Our July edition of the Global VAT Guide features key regulatory updates and developments across multiple jurisdictions, including Belgium, Denmark, France, Greece, Ireland, Australia, Benin, Mauritius, Switzerland, Tanzania, the United Kingdom and Vietnam. Read on for a comprehensive summary of what’s new and what it means for your business.
Belgium
Alignment of NACE codes with EU standards
On 29 April 2025, the Belgian Tax Authority announced an update to the NACE-BEL codes (used to classify business activities) to align with the new European nomenclature NACE Rev. 2.1, as set out in Commission Delegated Regulation (EU) 2023/137 of 10 October 2022.
The updated NACE Rev. 2.1 classification came into force from 1 January 2025 across the EU.
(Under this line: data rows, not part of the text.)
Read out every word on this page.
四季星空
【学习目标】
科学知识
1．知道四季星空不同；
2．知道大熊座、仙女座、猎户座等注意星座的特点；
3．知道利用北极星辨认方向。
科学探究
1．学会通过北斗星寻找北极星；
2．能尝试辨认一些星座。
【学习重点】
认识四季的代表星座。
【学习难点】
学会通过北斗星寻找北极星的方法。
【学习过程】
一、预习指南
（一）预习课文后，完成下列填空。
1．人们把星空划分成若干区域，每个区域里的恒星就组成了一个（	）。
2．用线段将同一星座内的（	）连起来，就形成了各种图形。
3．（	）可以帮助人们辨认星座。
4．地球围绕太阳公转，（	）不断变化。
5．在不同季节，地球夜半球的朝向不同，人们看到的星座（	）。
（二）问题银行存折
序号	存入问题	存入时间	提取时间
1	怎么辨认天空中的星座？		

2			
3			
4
The Tax Authority has published guidance explaining:
- Where to consult the converted VAT activity codes
- What steps to take if discrepancies or errors are identified
Belgium joins other EU Member States — including Denmark, Italy, and Romania — that have already taken steps to align their national business activity codes with the updated EU classification system.
Businesses are advised to review their registered activity codes in preparation for the upcoming changes and ensure that VAT records are up to date and correctly classified.
Denmark
Updated guidance on correction of incorrectly charged VAT
On 21 May 2025, the Danish Tax Administration issued an update to its guidance regarding the correction of incorrectly invoiced VAT, revising its long-standing approach.
There is no longer a requirement for the taxable person (supplier) to undertake to pass on the refunded VAT to the customer (invoice recipient).
Any disputes about passing on the VAT are now a civil matter between the parties.
Despite the simplified rule, several specific limitations still apply:
- No credit note/ New invoice possible:
- Where it’s impossible to issue a credit note or a new invoice, the previous rules apply
- The supplier may still be required to commit to passing on the refund to the customer
- Claims by buyers:
- In cases where claiming against the supplier is impossible or disproportionately difficult, and the VAT has already been paid to the Tax Agency, the buyer may file a direct claim with the agency
- Supplier’s limitation defence:
- If the supplier invokes a limitation period against the buyer but still files or maintains a VAT refund claim, the Tax Agency will deny the refund to the supplier
- Supplier already refunded:
- If the supplier has already received the refund, the customer cannot claim directly against the Danish Tax Agency
- Employees wrongly registered as taxable persons:
- The agency will assess these cases on an invoice-by-invoice, client-by-client basis.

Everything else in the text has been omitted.